The government has authorized the spending of an additional HUF 35 billion (USD 131.3 million) over the next three years for the implementation of a new law giving authorities broader reach in the surveillance of Hungarians, including conducting secret investigations to search for evidence of possible crimes without the need to establish sufficient probable cause typically required before conducting such investigations, mno.hu reports.
According to information published in the Hungarian government’s official gazette, the Ministry for National Economy will extend HUF 22.7 billion in 2018, HUF 11.8 billion in 2019 and HUF 0.9 billion in 2020 to those government organs which will be responsible for executing the changes, including courts, prosecutor’s offices, the police and tax authorities. A quarter of the money will go to government information and communications services, the document shows.

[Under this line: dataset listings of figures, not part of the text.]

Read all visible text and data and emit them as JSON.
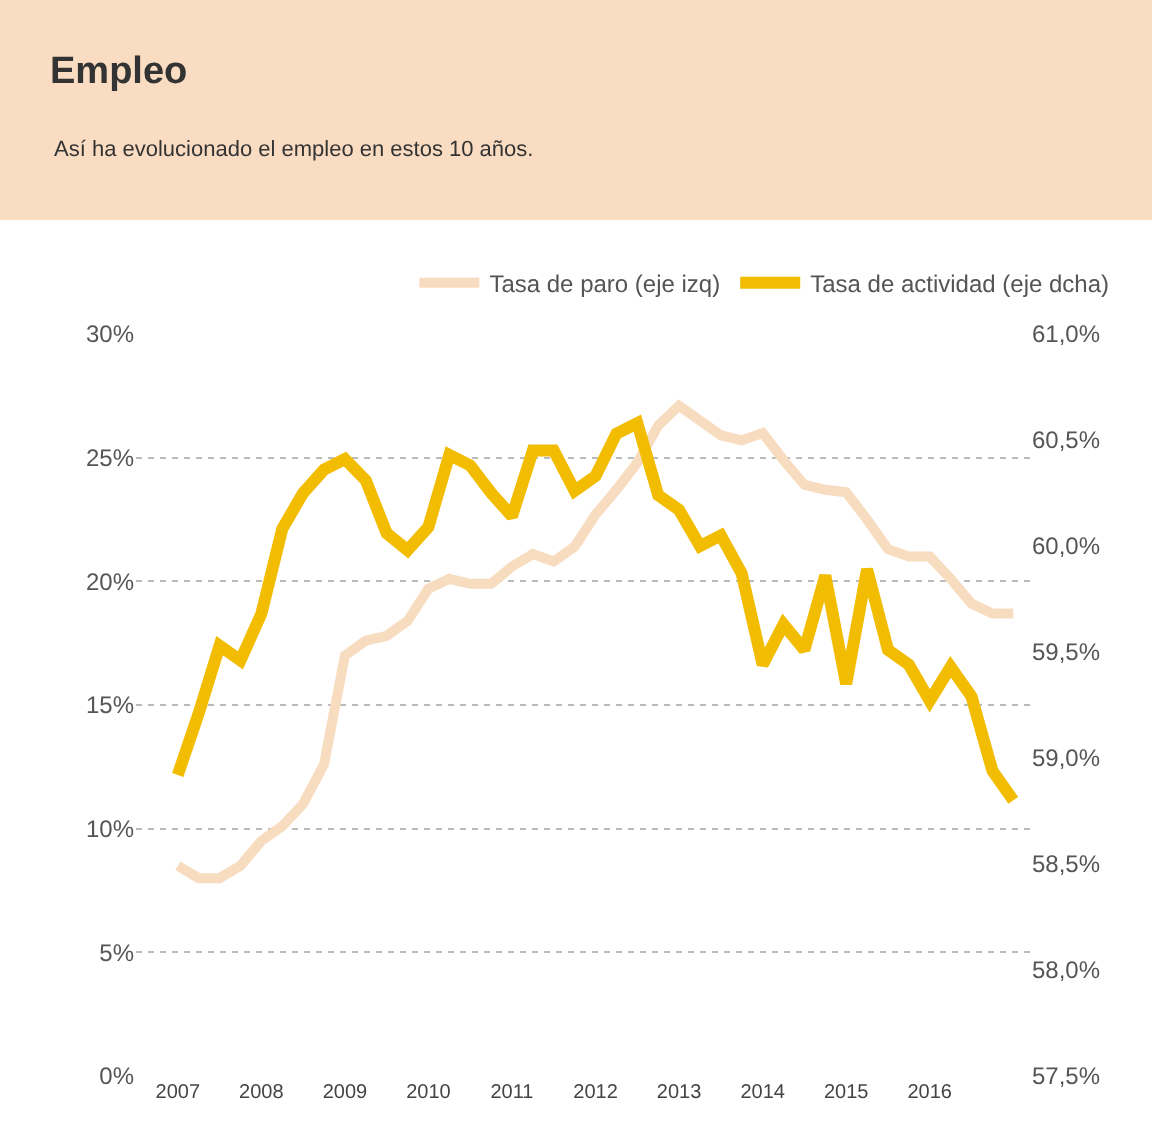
{
  "chart_data": {
    "type": "line",
    "title": "Empleo",
    "subtitle": "Así ha evolucionado el empleo en estos 10 años.",
    "x": [
      2007,
      2007.25,
      2007.5,
      2007.75,
      2008,
      2008.25,
      2008.5,
      2008.75,
      2009,
      2009.25,
      2009.5,
      2009.75,
      2010,
      2010.25,
      2010.5,
      2010.75,
      2011,
      2011.25,
      2011.5,
      2011.75,
      2012,
      2012.25,
      2012.5,
      2012.75,
      2013,
      2013.25,
      2013.5,
      2013.75,
      2014,
      2014.25,
      2014.5,
      2014.75,
      2015,
      2015.25,
      2015.5,
      2015.75,
      2016,
      2016.25,
      2016.5,
      2016.75,
      2017
    ],
    "series": [
      {
        "name": "Tasa de paro (eje izq)",
        "color": "#f8dcc0",
        "values": [
          8.5,
          8.0,
          8.0,
          8.5,
          9.5,
          10.1,
          11.0,
          12.6,
          17.0,
          17.6,
          17.8,
          18.4,
          19.7,
          20.1,
          19.9,
          19.9,
          20.6,
          21.1,
          20.8,
          21.4,
          22.7,
          23.7,
          24.8,
          26.3,
          27.1,
          26.5,
          25.9,
          25.7,
          26.0,
          24.9,
          23.9,
          23.7,
          23.6,
          22.5,
          21.3,
          21.0,
          21.0,
          20.1,
          19.1,
          18.7,
          18.7
        ]
      },
      {
        "name": "Tasa de actividad (eje dcha)",
        "color": "#f2bc00",
        "axis": "y2",
        "values": [
          58.92,
          59.21,
          59.53,
          59.46,
          59.68,
          60.08,
          60.25,
          60.36,
          60.41,
          60.31,
          60.06,
          59.98,
          60.09,
          60.43,
          60.38,
          60.25,
          60.14,
          60.45,
          60.45,
          60.26,
          60.33,
          60.53,
          60.58,
          60.24,
          60.17,
          60.0,
          60.05,
          59.87,
          59.44,
          59.63,
          59.51,
          59.86,
          59.35,
          59.89,
          59.51,
          59.44,
          59.27,
          59.43,
          59.29,
          58.94,
          58.8
        ]
      }
    ],
    "xlim": [
      2006.5,
      2017.2
    ],
    "xticks": [
      2007,
      2008,
      2009,
      2010,
      2011,
      2012,
      2013,
      2014,
      2015,
      2016
    ],
    "ylim": [
      0,
      30
    ],
    "yticks": [
      {
        "value": 0,
        "label": "0%"
      },
      {
        "value": 5,
        "label": "5%"
      },
      {
        "value": 10,
        "label": "10%"
      },
      {
        "value": 15,
        "label": "15%"
      },
      {
        "value": 20,
        "label": "20%"
      },
      {
        "value": 25,
        "label": "25%"
      },
      {
        "value": 30,
        "label": "30%"
      }
    ],
    "y2lim": [
      57.5,
      61.0
    ],
    "y2ticks": [
      {
        "value": 57.5,
        "label": "57,5%"
      },
      {
        "value": 58.0,
        "label": "58,0%"
      },
      {
        "value": 58.5,
        "label": "58,5%"
      },
      {
        "value": 59.0,
        "label": "59,0%"
      },
      {
        "value": 59.5,
        "label": "59,5%"
      },
      {
        "value": 60.0,
        "label": "60,0%"
      },
      {
        "value": 60.5,
        "label": "60,5%"
      },
      {
        "value": 61.0,
        "label": "61,0%"
      }
    ],
    "grid": "y",
    "legend": "top right",
    "marker": "none",
    "line_style": "solid"
  }
}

Among other changes, the law, passed by the National Assembly in June, authorizes government authorities to conduct secret surveillance on Hungarian citizens for one year before any official investigation begins, and to use information procured during that surveillance as legal means for bringing criminal charges. The measures empower police, prosecutors, as well as the Counter-Terrorism Center (TEK) to bug people’s apartments or vehicles, monitor their phone calls, and observe them with secret investigators.
“This is simply part of Hungary’s communist legacy,” a prominent jurist told the Budapest Beacon in March after the law was first proposed. “Using the state security apparatus’ techniques in a law enforcement capacity was how things were done before Hungary’s democratic transition. This rule of law issue from Hungary’s past seems to have carried over to today, and Hungary fails this test.”